The Hamilton Gardens proposed development split the city council as Mayor Andrew King used his casting vote twice during 10-year plan deliberations on the the project.
Councillor Dave Macpherson moved a motion to request that the Hamilton Gardens development trust present a proposal for a Gardens development plan, as signalled in their submission to council.
The motion, which was passed, will also see the completion of the Hamilton Gardens based on the 2017 Peter Sergel strategic proposal.
The council will use a target rate over 10 years to raise $10 million while the trust has said it will fundraise $15m to help pay for the development.
The council will also consider an entry fee for international visitors to the gardens, but no specific time frame was set.
However, an amendment was first put up by Councillor Angela O'Leary to have no entry fee and an "Enhanced Koha" which would see signage put up across the exits of the gardens and encourage visitors to pay what they think it was worth.
This amendment caused a hung vote due to the absence of Councillor Garry Mallett at the time, Mr King used his casting vote against the amendment.
A second amendment was then put up by Councillor Paula Southgate that the council agree to the development of a minimum of four new gardens, for only $7m.
Again, the amendment was a hung vote and Mr King used his casting vote to knock back the amendment. The motion was then passed with Crs O'Leary, Southgate and Siggi Henry against.
Cr Dave Macpherson said the motion would not seek extra money from the ratepayers.

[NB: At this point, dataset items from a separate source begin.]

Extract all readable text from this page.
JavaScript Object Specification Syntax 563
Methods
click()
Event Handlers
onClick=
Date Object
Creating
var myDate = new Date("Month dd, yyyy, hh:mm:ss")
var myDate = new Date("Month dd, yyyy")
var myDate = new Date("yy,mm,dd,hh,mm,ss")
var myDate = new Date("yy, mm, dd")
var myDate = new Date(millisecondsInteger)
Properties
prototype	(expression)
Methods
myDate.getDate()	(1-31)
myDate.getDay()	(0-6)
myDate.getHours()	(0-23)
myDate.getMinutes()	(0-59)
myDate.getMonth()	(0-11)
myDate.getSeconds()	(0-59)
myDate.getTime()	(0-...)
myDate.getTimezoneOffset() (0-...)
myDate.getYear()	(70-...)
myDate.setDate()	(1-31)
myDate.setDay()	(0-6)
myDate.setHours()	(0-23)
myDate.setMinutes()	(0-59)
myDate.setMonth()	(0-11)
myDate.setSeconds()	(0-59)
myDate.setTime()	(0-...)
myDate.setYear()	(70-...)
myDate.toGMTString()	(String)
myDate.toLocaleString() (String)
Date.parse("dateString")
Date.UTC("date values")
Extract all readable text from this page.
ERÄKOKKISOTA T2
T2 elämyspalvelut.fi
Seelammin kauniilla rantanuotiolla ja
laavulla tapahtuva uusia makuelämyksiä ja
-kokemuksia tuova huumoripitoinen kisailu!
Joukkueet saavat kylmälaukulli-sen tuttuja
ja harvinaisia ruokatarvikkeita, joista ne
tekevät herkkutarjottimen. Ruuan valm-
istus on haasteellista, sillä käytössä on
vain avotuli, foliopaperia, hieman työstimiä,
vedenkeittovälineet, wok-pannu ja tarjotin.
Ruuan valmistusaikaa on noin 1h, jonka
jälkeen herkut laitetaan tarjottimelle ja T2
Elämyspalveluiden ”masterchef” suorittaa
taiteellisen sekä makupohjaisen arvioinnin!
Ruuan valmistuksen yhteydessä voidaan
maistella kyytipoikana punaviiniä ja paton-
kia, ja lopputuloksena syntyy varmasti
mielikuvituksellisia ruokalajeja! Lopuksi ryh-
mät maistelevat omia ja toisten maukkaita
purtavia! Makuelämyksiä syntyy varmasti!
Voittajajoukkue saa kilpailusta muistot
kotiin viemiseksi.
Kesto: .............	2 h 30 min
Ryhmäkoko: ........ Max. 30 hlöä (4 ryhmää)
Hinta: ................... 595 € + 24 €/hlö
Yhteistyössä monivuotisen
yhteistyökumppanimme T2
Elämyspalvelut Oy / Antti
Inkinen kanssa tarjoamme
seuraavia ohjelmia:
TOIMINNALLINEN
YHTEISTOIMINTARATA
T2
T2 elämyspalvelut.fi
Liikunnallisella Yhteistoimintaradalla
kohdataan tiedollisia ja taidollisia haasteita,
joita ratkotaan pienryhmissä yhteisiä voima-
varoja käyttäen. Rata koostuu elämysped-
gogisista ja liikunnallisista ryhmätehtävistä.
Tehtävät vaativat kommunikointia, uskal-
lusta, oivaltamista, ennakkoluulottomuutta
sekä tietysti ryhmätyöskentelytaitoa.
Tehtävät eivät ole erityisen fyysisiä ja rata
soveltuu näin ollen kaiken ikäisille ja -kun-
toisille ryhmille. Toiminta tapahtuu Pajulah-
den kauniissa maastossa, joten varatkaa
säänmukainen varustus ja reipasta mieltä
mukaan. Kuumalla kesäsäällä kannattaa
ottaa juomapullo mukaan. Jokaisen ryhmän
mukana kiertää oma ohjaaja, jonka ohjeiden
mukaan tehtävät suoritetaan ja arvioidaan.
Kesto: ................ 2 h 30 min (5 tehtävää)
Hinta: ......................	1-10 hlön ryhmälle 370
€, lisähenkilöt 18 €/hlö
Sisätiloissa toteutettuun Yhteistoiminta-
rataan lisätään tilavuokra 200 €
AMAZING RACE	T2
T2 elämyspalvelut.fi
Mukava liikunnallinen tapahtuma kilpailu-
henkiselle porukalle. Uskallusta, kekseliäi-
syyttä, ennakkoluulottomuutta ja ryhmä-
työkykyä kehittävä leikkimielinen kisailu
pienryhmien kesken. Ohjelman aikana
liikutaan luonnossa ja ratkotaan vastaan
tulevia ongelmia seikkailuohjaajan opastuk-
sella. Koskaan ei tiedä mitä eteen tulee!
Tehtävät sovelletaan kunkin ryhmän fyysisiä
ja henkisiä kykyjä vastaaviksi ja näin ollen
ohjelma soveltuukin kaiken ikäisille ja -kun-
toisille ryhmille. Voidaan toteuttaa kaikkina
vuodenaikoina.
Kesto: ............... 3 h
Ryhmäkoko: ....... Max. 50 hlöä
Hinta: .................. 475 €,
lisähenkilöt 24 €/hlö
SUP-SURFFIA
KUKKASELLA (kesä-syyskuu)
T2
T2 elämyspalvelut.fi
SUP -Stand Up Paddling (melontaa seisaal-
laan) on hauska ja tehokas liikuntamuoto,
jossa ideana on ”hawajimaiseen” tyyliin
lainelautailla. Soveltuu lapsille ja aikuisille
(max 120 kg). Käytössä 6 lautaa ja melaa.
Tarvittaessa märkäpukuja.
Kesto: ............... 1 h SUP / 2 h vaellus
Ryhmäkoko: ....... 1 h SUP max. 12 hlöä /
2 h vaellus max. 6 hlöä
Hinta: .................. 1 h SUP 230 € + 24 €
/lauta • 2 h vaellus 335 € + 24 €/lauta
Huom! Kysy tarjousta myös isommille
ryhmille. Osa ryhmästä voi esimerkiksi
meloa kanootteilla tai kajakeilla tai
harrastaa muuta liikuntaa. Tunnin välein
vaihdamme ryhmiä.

"The issue of charging is a really difficult one and it is too soon to face that.
The actual resolution says that we will get a report back on it," Cr Macpherson said.
Councillor Mark Bunting, who supported the motion, said the Hamilton Gardens Development Trust offer of $15m swayed him.
Cr Southgate was concerned about all of the council's money being sucked into one community project rather than being spread out.
"I support the vision, it's amazing and we are so blessed to have someone like that in the city, I am aware that this is just the first of the community projects we are discussing," Cr Southgate said.
Councillor Geoff Taylor supported the motion because he said the money was going to come from somewhere else.
"It is the same principle for me as the Waikato Regional Theatre, it is just a logical and sensible way to go about it," Cr Taylor said.
Mr King challenged those who said residents did not want a gate charge, referring to public consultation where 52 per cent of people ticked that they would support a gate charge.